The genetic analysis of a male hunter-gatherer who lived in modern-day Spain around 7,000 years ago suggests that the man had dark skin and hair, but blue eyes.
Here's an artist's impression of what that man might have looked like:
The new genetic analysis was performed on DNA extracted from the tooth of a male skeleton, called La Brana 1, found in 2006 in a cave system in the Cantabrian Mountains of Spain. The findings from this analysis, published Jan. 26 in the journal Nature, are surprising because it shows that the light skin of Europeans evolved much more recently than once thought.
Researchers previously believed that early Europeans lost the dark skin pigmentation of their African ancestors some 40,000 years ago as they began moving north to regions with less sunlight.
Lighter skin absorbs more ultraviolet rays, an important adaptation for making Vitamin D in sun-poor environments. Our body naturally produces Vitamin D when ultraviolet rays in sunshine strike the skin. Vitamin D is essential for the absorption of calcium, to keep our bones healthy.

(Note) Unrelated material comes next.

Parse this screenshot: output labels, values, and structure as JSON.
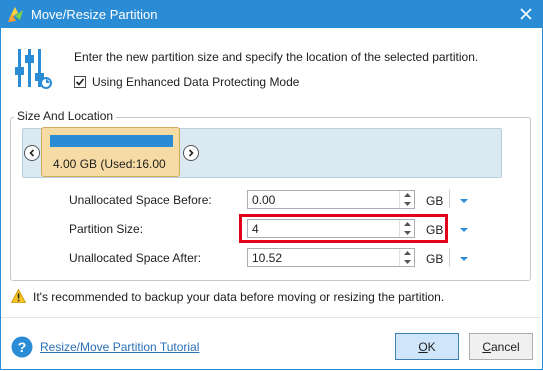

Study co-author Carles Lalueza-Fox, a paleogenomics researcher at Pompeu Fabra University in Spain told LiveScience: "It was assumed that the lighter skin was something needed in high latitudes, to synthesize vitamin D in places where UV light is lower than in the tropics."
But La Brana's dark European skin, which was still around as late as 7,000 years ago, shows that the move to higher-latitudes may not be the reason that modern-day Europeans have fair skin. Instead, the cause could be linked to diet, researchers said.

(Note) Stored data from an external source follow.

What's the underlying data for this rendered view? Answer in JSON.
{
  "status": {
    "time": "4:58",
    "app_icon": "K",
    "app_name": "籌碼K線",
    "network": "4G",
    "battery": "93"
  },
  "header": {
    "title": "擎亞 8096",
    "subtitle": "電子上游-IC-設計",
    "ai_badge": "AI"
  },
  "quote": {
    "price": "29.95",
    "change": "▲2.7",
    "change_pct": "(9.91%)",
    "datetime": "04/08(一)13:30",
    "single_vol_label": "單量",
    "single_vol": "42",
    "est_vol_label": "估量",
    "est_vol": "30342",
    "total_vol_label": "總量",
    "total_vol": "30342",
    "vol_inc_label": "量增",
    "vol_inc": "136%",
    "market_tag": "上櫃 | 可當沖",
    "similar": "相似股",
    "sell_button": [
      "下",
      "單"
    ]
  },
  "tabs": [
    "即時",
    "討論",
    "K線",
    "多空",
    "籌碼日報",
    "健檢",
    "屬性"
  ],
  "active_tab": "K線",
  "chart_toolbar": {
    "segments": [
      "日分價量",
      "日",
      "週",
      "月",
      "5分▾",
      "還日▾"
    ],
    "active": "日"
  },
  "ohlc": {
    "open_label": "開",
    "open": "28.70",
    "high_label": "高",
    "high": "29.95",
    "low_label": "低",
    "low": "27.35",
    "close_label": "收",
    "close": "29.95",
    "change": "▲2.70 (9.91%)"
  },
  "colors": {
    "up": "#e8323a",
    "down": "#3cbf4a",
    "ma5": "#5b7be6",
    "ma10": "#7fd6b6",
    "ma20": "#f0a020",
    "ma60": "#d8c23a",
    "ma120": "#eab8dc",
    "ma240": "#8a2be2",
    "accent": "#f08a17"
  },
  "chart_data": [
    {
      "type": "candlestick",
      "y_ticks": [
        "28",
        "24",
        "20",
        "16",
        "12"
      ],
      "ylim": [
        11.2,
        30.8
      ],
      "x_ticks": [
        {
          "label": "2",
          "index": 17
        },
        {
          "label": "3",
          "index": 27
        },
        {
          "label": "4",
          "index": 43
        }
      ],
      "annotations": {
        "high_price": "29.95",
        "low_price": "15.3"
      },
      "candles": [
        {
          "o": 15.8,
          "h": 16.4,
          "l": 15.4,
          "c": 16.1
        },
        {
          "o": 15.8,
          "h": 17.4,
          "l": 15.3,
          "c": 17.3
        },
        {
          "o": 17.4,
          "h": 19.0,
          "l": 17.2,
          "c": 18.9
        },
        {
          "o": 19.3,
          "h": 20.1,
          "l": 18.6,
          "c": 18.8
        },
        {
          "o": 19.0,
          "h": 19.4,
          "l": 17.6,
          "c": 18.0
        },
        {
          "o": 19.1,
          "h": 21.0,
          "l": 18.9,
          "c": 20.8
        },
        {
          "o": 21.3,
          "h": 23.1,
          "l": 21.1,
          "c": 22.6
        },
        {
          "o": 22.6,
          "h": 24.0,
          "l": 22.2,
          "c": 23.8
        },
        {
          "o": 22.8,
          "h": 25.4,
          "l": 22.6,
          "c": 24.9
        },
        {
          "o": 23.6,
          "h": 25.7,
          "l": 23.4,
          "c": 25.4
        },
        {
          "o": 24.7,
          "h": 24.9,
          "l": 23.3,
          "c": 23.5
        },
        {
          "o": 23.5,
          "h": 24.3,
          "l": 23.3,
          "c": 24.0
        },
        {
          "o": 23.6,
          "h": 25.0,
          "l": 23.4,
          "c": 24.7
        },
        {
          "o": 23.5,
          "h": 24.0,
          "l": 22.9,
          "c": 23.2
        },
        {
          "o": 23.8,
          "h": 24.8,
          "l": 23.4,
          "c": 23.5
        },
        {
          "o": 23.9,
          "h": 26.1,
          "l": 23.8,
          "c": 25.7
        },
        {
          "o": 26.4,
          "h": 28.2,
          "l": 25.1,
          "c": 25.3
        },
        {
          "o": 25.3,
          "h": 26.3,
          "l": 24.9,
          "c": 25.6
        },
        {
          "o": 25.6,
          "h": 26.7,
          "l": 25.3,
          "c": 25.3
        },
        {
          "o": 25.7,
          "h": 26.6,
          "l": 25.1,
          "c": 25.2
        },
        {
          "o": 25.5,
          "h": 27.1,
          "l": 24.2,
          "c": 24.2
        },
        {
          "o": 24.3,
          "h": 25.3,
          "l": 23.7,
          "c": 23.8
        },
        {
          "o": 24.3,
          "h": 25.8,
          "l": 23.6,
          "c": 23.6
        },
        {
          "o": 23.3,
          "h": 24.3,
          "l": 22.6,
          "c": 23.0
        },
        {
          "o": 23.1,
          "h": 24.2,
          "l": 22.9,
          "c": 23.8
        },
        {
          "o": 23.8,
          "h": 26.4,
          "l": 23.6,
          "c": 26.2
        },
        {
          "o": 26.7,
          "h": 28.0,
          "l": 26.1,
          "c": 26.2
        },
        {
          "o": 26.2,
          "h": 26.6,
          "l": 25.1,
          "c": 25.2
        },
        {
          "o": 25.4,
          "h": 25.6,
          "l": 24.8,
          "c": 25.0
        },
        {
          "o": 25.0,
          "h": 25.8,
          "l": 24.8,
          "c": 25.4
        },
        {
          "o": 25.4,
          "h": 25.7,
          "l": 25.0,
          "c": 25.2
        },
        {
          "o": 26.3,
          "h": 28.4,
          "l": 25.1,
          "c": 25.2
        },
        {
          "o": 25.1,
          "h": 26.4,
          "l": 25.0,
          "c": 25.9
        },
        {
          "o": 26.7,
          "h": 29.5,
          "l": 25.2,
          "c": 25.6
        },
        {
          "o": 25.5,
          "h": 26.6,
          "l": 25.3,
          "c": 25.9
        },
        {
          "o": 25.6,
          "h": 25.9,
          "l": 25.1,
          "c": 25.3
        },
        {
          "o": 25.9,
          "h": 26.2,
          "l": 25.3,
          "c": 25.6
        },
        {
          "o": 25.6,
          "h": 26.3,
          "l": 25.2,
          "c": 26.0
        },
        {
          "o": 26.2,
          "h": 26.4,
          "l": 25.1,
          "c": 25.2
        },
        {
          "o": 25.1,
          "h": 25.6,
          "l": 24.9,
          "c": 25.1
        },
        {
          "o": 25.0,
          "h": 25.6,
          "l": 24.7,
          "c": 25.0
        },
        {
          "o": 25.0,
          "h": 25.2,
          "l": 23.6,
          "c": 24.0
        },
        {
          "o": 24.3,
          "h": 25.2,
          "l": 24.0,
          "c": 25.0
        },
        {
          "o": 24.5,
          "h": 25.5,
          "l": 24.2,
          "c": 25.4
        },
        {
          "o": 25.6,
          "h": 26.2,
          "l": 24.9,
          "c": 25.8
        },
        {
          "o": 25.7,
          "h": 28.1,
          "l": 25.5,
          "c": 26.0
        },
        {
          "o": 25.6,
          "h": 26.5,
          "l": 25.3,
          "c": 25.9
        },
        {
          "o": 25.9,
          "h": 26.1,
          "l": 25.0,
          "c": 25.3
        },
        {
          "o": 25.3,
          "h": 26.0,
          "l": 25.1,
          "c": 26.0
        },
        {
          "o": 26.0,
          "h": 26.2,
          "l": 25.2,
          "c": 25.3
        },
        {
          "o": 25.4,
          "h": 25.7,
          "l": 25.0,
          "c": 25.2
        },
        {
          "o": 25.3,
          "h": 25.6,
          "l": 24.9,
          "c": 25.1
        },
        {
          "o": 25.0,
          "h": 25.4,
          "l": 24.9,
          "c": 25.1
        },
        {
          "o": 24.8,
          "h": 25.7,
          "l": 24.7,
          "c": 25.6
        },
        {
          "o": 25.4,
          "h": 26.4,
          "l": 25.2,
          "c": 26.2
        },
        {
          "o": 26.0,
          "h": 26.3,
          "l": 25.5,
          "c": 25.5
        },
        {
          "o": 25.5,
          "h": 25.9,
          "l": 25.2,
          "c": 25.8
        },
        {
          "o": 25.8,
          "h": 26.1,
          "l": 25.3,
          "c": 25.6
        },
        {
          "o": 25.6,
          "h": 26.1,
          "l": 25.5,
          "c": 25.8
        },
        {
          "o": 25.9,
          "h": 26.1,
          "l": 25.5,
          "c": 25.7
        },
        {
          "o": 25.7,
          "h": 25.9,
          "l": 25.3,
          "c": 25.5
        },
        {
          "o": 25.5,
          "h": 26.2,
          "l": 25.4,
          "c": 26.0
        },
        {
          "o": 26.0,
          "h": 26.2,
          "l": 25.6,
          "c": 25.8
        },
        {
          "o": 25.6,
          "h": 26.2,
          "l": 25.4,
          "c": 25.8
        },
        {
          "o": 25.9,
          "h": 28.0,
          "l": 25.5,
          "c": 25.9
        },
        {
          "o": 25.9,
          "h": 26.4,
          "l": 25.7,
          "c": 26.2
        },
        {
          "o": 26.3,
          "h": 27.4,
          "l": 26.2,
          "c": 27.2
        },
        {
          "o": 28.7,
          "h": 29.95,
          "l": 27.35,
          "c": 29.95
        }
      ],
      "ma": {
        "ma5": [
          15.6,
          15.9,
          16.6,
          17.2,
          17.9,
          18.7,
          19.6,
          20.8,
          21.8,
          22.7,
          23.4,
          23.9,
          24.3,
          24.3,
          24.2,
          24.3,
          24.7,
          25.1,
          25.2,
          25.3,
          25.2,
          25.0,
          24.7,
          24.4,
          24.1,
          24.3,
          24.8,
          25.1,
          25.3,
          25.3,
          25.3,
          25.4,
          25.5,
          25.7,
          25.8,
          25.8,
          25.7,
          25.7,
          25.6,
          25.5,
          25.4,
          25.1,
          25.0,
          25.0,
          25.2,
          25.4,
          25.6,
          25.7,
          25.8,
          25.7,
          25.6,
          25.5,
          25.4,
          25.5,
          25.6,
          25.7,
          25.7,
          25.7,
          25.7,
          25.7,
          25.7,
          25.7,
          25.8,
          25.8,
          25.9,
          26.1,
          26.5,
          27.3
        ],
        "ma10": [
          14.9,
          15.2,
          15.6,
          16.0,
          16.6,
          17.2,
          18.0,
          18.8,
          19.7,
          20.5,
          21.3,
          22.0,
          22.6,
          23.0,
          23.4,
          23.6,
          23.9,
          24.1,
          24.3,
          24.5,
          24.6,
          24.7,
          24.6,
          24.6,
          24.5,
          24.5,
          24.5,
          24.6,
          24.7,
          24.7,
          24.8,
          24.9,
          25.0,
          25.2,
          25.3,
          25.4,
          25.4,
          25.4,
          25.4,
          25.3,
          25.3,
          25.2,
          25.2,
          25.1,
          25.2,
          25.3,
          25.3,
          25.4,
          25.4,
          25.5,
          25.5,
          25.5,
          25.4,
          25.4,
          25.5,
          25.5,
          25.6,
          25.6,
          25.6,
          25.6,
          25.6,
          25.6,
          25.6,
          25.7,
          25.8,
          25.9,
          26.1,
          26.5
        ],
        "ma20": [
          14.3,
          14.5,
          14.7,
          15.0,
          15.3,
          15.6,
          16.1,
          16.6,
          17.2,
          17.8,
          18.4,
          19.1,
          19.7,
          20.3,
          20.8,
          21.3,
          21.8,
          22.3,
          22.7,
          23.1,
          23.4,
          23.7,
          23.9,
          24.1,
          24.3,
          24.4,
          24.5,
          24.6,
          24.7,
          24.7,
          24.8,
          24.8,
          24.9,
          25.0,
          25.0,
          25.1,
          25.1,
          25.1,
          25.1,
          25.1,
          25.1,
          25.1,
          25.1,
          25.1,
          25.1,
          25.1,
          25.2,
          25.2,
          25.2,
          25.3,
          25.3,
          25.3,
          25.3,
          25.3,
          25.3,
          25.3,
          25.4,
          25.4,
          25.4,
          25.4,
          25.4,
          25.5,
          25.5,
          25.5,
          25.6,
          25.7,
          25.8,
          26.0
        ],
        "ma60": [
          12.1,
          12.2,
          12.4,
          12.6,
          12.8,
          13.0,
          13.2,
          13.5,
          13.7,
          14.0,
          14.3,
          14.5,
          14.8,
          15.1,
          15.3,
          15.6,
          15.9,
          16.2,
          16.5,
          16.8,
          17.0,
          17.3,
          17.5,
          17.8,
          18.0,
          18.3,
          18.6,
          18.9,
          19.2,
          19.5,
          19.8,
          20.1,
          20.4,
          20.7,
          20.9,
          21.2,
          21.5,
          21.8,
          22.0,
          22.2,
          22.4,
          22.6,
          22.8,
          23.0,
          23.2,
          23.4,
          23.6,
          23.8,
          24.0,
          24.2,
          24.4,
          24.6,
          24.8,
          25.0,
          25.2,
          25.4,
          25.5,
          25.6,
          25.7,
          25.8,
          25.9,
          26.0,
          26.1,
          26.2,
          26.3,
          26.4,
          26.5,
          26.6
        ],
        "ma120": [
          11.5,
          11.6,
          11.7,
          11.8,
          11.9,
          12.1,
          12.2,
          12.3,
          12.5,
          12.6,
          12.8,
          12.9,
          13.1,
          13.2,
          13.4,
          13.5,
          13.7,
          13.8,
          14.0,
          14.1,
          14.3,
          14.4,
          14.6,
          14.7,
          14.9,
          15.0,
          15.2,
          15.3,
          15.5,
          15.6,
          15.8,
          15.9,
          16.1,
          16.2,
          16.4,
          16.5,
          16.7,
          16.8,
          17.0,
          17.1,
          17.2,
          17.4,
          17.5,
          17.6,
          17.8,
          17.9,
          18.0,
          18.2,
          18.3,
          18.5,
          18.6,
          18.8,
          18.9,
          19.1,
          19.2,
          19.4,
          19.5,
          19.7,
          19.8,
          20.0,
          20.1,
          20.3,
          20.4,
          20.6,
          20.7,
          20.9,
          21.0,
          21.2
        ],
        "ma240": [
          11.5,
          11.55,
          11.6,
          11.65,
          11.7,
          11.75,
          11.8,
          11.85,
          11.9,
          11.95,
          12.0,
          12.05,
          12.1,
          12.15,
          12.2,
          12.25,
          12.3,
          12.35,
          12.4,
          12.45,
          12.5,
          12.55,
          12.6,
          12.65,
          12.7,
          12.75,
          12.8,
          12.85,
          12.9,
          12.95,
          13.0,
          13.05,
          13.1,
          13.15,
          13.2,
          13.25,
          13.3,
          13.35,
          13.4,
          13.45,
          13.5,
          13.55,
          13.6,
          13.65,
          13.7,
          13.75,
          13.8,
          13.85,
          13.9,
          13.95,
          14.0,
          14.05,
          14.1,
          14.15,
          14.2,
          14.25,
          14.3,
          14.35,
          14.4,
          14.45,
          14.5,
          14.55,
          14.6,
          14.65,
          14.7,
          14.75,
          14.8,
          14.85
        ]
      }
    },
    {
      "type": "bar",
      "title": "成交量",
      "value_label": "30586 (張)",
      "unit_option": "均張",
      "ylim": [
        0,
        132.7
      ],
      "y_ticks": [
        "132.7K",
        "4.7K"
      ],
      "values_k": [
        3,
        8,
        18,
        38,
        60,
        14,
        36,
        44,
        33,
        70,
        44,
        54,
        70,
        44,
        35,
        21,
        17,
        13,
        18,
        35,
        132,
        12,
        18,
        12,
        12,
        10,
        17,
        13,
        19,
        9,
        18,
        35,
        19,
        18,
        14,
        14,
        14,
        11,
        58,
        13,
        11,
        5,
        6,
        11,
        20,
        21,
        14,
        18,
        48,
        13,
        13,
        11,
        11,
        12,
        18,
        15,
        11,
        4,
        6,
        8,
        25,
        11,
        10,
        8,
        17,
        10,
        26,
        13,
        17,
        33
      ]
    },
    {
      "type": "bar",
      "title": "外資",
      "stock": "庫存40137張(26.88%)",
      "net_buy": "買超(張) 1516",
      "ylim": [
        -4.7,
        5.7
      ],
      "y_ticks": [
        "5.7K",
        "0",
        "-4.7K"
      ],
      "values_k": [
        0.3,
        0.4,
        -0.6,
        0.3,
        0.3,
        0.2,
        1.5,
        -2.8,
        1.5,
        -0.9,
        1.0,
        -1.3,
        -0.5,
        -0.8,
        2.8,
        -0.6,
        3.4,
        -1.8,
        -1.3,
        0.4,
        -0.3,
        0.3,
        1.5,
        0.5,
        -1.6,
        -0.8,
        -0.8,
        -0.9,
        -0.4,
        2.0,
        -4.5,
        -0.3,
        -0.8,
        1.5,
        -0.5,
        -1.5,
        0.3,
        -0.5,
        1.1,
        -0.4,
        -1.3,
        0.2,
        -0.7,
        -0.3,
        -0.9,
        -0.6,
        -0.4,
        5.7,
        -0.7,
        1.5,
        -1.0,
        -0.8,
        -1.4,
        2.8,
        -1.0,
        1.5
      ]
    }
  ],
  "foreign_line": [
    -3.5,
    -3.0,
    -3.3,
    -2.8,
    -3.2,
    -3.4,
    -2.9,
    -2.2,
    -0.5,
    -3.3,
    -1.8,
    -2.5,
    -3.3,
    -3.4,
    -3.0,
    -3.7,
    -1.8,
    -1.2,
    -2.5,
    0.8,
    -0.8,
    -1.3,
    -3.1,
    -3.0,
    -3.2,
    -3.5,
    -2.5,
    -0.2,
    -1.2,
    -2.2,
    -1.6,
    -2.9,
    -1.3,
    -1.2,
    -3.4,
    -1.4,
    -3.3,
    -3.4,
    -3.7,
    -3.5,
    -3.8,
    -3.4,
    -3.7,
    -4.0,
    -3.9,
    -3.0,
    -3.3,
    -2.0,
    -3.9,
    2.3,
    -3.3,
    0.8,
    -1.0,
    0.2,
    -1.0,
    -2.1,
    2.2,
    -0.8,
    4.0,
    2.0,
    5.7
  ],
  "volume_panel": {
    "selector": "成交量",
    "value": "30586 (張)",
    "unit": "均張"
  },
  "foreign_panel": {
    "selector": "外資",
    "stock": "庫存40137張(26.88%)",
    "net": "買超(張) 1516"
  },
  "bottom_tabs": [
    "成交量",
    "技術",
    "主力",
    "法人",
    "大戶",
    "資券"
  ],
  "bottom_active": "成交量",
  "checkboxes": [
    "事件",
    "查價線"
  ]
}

The analysis is the first of a genome of a hunter-gather from the Mesolithic period — the time between 10,000 and 5,000 years ago — to be fully sequenced.
The Mesolithic period, or Middle Stone Age was followed by the Neolithic era, when hunter-gatherers became farmers and started eating a lot more grains.
This dietary switch could be the reason Europeans developed lighter skin.
"In the food-production theory, the cereal-rich diet of Neolithic farmers lacked vitamin D,"LiveScience explains, "so Europeans rapidly lost their dark-skin pigmentation only once they switched to agriculture, because it was only at that point that they had to synthesize vitamin D from the sun more readily."
In addition, the researchers found that the La Brana hunter-gather was lactose intolerant and not able to digest starchy food as well as Neolithic farmers, "supporting the hypotheses that these abilities were selected for during the later transition to agriculture," the authors wrote in their study.